The Hospice Association of America (HAA) encourages hospices to respond to a very negative article about hospice, "The Painful Truth of Hospice Care," which appeared in the Life section of the August 20 edition of USA Today. If you have not seen it, you can find it at: www.usatoday.com/news/healthscience/health/2001-08-20-hospice-care.htm.
HAA has written to ask for another article, this time sharing the overwhelmingly positive experiences of hospice patients and families. Below is the language of our letter. We believe it important enough to ask patients and families to write too; USA Today should be blitzed so they will do a positive hospice story to balance the very negative effects of this one. It is bad enough when a local paper writes a derogatory story but USA Today is read across the country and can greatly influence patients, families and Members of Congress. Together we can have an impact.
August 23, 2001
Ms. Karen Jurgensen
Editor, USA Today
Gannett Co., Inc.
1000 Wilson Boulevard
Arlington, Virginia 22229
Dear Ms. Jurgensen:
The tone of the story, "The Painful Truth of Hospice Care" which appeared in the August 19, 2001, edition of USA Today did a great disservice to the thousands of hospice caregivers agreeably serving America's terminally ill patients. It also unfairly discourages patients and families in need who could benefit from these services.
The article implied that all hospices have their own in-patient facilities to which they would transfer patients rather than caring for them at home. This is simply not true. The latest figures from the Centers for Medicare and Medicaid Services (formerly the Health Care Financing Administration) show that 97% of the Medicare Hospice Benefit services provided in 1998 were given in the patient's home; in-patient care represented only 3%.
Every hospice has many letters of thanks from patients and families praising the services that made it possible for them to get through the most difficult time of a loved one's life. They receive hundreds of thank you letters for every one complaint. Hospices are embraced by their community and could not survive without its support. That this continues is evidence that the services are overwhelmingly valued and benefit the community.

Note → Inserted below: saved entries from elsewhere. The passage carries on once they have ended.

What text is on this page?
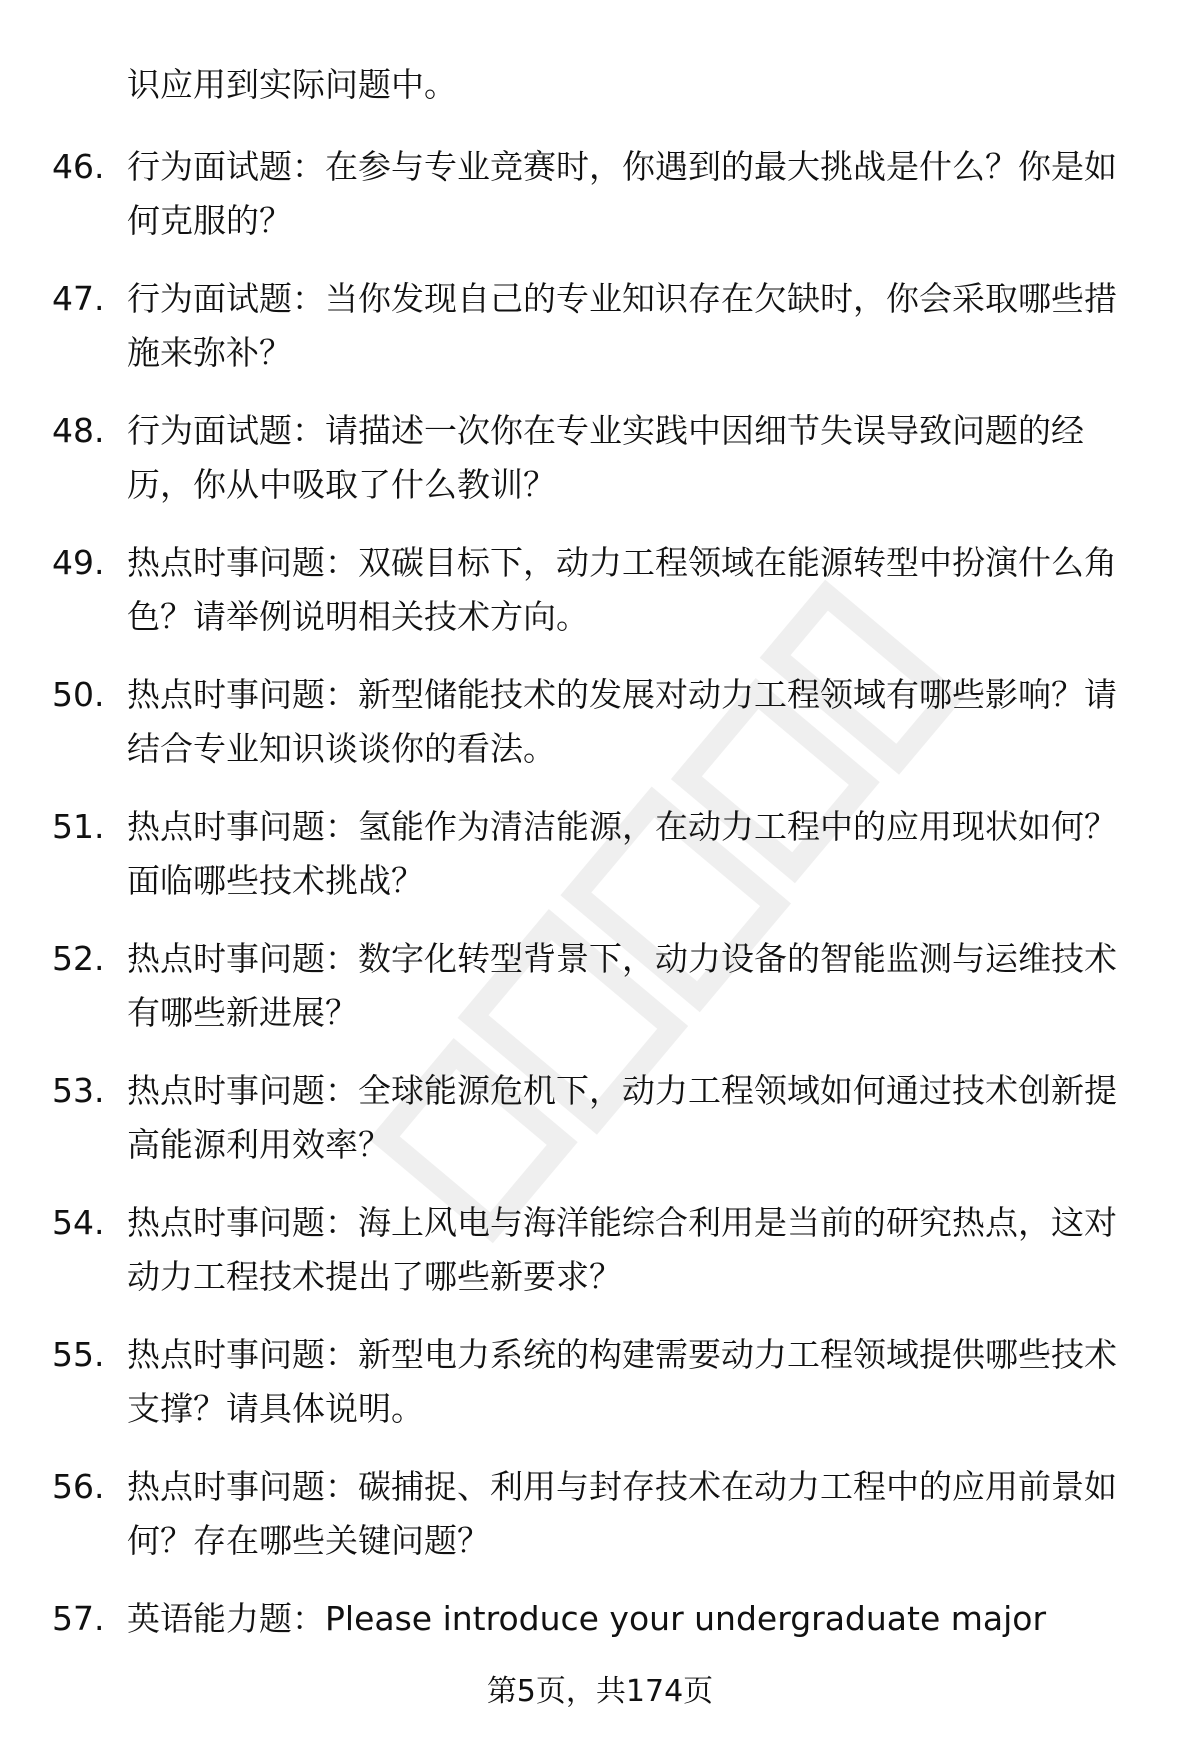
识应用到实际问题中。
46. 行为面试题：在参与专业竞赛时，你遇到的最大挑战是什么？你是如何克服的？
47. 行为面试题：当你发现自己的专业知识存在欠缺时，你会采取哪些措施来弥补？
48. 行为面试题：请描述一次你在专业实践中因细节失误导致问题的经历，你从中吸取了什么教训？
49. 热点时事问题：双碳目标下，动力工程领域在能源转型中扮演什么角色？请举例说明相关技术方向。
50. 热点时事问题：新型储能技术的发展对动力工程领域有哪些影响？请结合专业知识谈谈你的看法。
51. 热点时事问题：氢能作为清洁能源，在动力工程中的应用现状如何？面临哪些技术挑战？
52. 热点时事问题：数字化转型背景下，动力设备的智能监测与运维技术有哪些新进展？
53. 热点时事问题：全球能源危机下，动力工程领域如何通过技术创新提高能源利用效率？
54. 热点时事问题：海上风电与海洋能综合利用是当前的研究热点，这对动力工程技术提出了哪些新要求？
55. 热点时事问题：新型电力系统的构建需要动力工程领域提供哪些技术支撑？请具体说明。
56. 热点时事问题：碳捕捉、利用与封存技术在动力工程中的应用前景如何？存在哪些关键问题？
57. 英语能力题：Please introduce your undergraduate major
第5页，共174页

The great preponderance of care is given by loving caregivers who give heart and soul to those they care for, sometimes at a risk to their own health.
The assertion that hospice is a for-profit business susceptible to all the same problems seen in other parts of health care is erroneous. Care provided by a for-profit agency is not inherently inferior to that given by any other type of hospice and the September 2000 General Accounting Office report indicated that in 1999, only 27% of hospices were for-profit, most are non-profit agencies.

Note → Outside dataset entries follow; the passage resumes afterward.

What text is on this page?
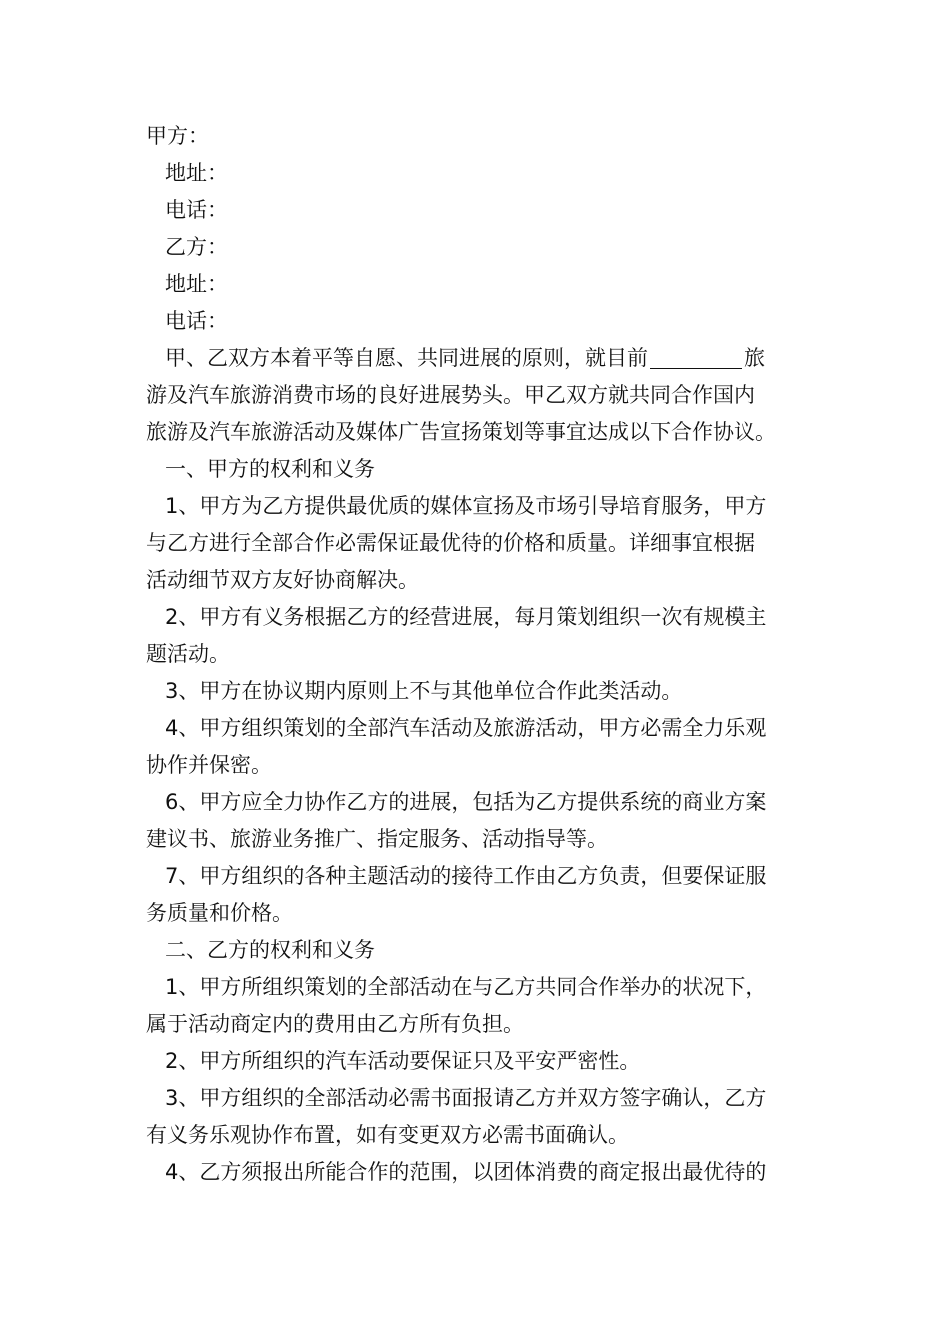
甲方：
地址：
电话：
乙方：
地址：
电话：
甲、乙双方本着平等自愿、共同进展的原则，就目前	旅
游及汽车旅游消费市场的良好进展势头。甲乙双方就共同合作国内
旅游及汽车旅游活动及媒体广告宣扬策划等事宜达成以下合作协议。
一、甲方的权利和义务
1、甲方为乙方提供最优质的媒体宣扬及市场引导培育服务，甲方
与乙方进行全部合作必需保证最优待的价格和质量。详细事宜根据
活动细节双方友好协商解决。
2、甲方有义务根据乙方的经营进展，每月策划组织一次有规模主
题活动。
3、甲方在协议期内原则上不与其他单位合作此类活动。
4、甲方组织策划的全部汽车活动及旅游活动，甲方必需全力乐观
协作并保密。
6、甲方应全力协作乙方的进展，包括为乙方提供系统的商业方案
建议书、旅游业务推广、指定服务、活动指导等。
7、甲方组织的各种主题活动的接待工作由乙方负责，但要保证服
务质量和价格。
二、乙方的权利和义务
1、甲方所组织策划的全部活动在与乙方共同合作举办的状况下，
属于活动商定内的费用由乙方所有负担。
2、甲方所组织的汽车活动要保证只及平安严密性。
3、甲方组织的全部活动必需书面报请乙方并双方签字确认，乙方
有义务乐观协作布置，如有变更双方必需书面确认。
4、乙方须报出所能合作的范围，以团体消费的商定报出最优待的
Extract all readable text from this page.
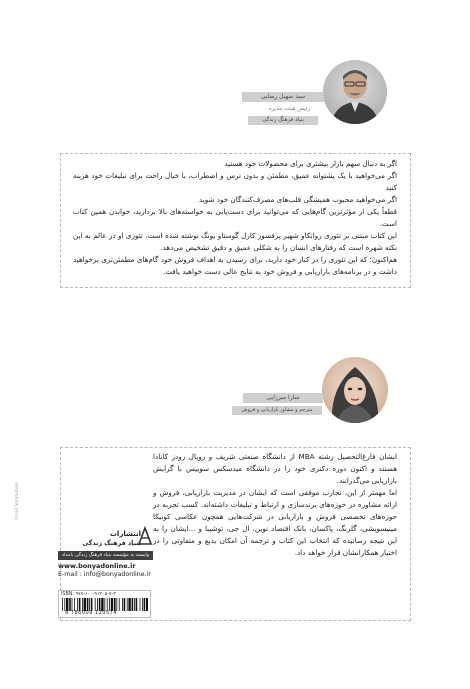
سید سهیل رضایی
رئیس هیئت مدیره
بنیاد فرهنگ زندگی

اگر به دنبال سهم بازار بیشتری برای محصولات خود هستید

اگر می‌خواهید با یک پشتوانه عمیق، مطمئن و بدون ترس و اضطراب، با خیال راحت برای تبلیغات خود هزینه کنید

اگر می‌خواهید محبوب همیشگی قلب‌های مصرف‌کنندگان خود شوید

قطعاً یکی از مؤثرترین گام‌هایی که می‌توانید برای دست‌یابی به خواسته‌های بالا بردارید، خواندن همین کتاب است.

این کتاب مبتنی بر تئوری روانکاو شهیر پرفسور کارل گوستاو یونگ نوشته شده است. تئوری او در عالم به این نکته شهره است که رفتارهای انسان را به شکلی عمیق و دقیق تشخیص می‌دهد.

هم‌اکنون؛ که این تئوری را در کنار خود دارید، برای رسیدن به اهداف فروش خود گام‌های مطمئن‌تری برخواهید داشت و در برنامه‌های بازاریابی و فروش خود به نتایج عالی دست خواهید یافت.

سارا میرزایی
مترجم و مشاور بازاریابی و فروش

ایشان فارغ‌التحصیل رشته MBA از دانشگاه صنعتی شریف و رویال رودز کانادا هستند و اکنون دوره دکتری خود را در دانشگاه میدسکس سوییس با گرایش بازاریابی می‌گذرانند.

اما مهمتر از این، تجارب موفقی است که ایشان در مدیریت بازاریابی، فروش و ارائه مشاوره در حوزه‌های برندسازی و ارتباط و تبلیغات داشته‌اند. کسب تجربه در حوزه‌های تخصصی فروش و بازاریابی در شرکت‌هایی همچون عکاسی کونیکا مینیسویشی، گلرنگ، پاکسان، بانک اقتصاد نوین، ال جی، توشیبا و ...ایشان را به این نتیجه رسانیده که انتخاب این کتاب و ترجمه آن امکان بدیع و متفاوتی را در اختیار همکارانشان قرار خواهد داد.

انتشارات
بنیاد فرهنگ زندگی
وابسته به مؤسسه بنیاد فرهنگ زندگی بامداد
www.bonyadonline.ir
E-mail : info@bonyadonline.ir
ISBN: ۹۷۸-۶۰۰-۹۱۲۰۵-۷-۴
9 786009 120574
Omid Sorkhabeh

With the number of days hospices have to care for patients and families continually declining, hospice caregivers nurses, therapists, physicians, social workers, home care aides, clergy, volunteers are even more frazzled trying to do everything they can to make the experience as comfortable as possible for their patients and families. Government red tape contributes to worker frustration and the tone of this article adds to their stress. The fact that this article focuses on the rare aberration and does not represent the standard of care hospices provide is unjust.

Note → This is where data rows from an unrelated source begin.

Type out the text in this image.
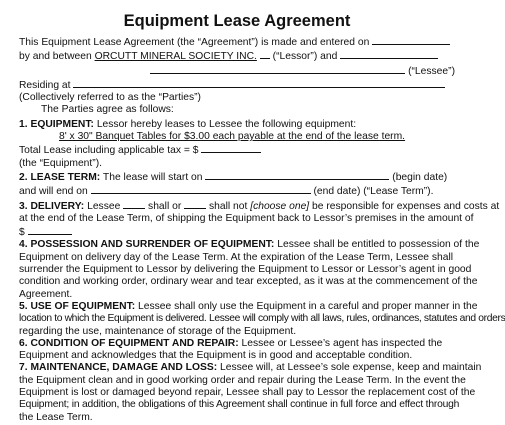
Equipment Lease Agreement
This Equipment Lease Agreement (the “Agreement”) is made and entered on
by and between ORCUTT MINERAL SOCIETY INC. (“Lessor”) and
(“Lessee”)
Residing at
(Collectively referred to as the “Parties”)
The Parties agree as follows:
1. EQUIPMENT: Lessor hereby leases to Lessee the following equipment:
8' x 30" Banquet Tables for $3.00 each payable at the end of the lease term.
Total Lease including applicable tax = $
(the “Equipment”).
2. LEASE TERM: The lease will start on	(begin date)
and will end on	(end date) (“Lease Term”).
3. DELIVERY: Lessee  shall or  shall not [choose one] be responsible for expenses and costs at
at the end of the Lease Term, of shipping the Equipment back to Lessor’s premises in the amount of
$
4. POSSESSION AND SURRENDER OF EQUIPMENT: Lessee shall be entitled to possession of the
Equipment on delivery day of the Lease Term. At the expiration of the Lease Term, Lessee shall
surrender the Equipment to Lessor by delivering the Equipment to Lessor or Lessor’s agent in good
condition and working order, ordinary wear and tear excepted, as it was at the commencement of the
Agreement.
5. USE OF EQUIPMENT: Lessee shall only use the Equipment in a careful and proper manner in the
location to which the Equipment is delivered. Lessee will comply with all laws, rules, ordinances, statutes and orders
regarding the use, maintenance of storage of the Equipment.
6. CONDITION OF EQUIPMENT AND REPAIR: Lessee or Lessee’s agent has inspected the
Equipment and acknowledges that the Equipment is in good and acceptable condition.
7. MAINTENANCE, DAMAGE AND LOSS: Lessee will, at Lessee’s sole expense, keep and maintain
the Equipment clean and in good working order and repair during the Lease Term. In the event the
Equipment is lost or damaged beyond repair, Lessee shall pay to Lessor the replacement cost of the
Equipment; in addition, the obligations of this Agreement shall continue in full force and effect through
the Lease Term.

In fairness to your readers and America's hospices, we ask that you run another article that shares the breadth of positive results patients and families have received from this truly comprehensive, caring, compassionate, family-centered end of life care.
It would be helpful for your paper to examine the role the government plays in our health care system with the paperwork burden and low rates of reimbursement making it difficult to provide all the necessary services, medical equipment and medications as well as recruit and retain caregivers.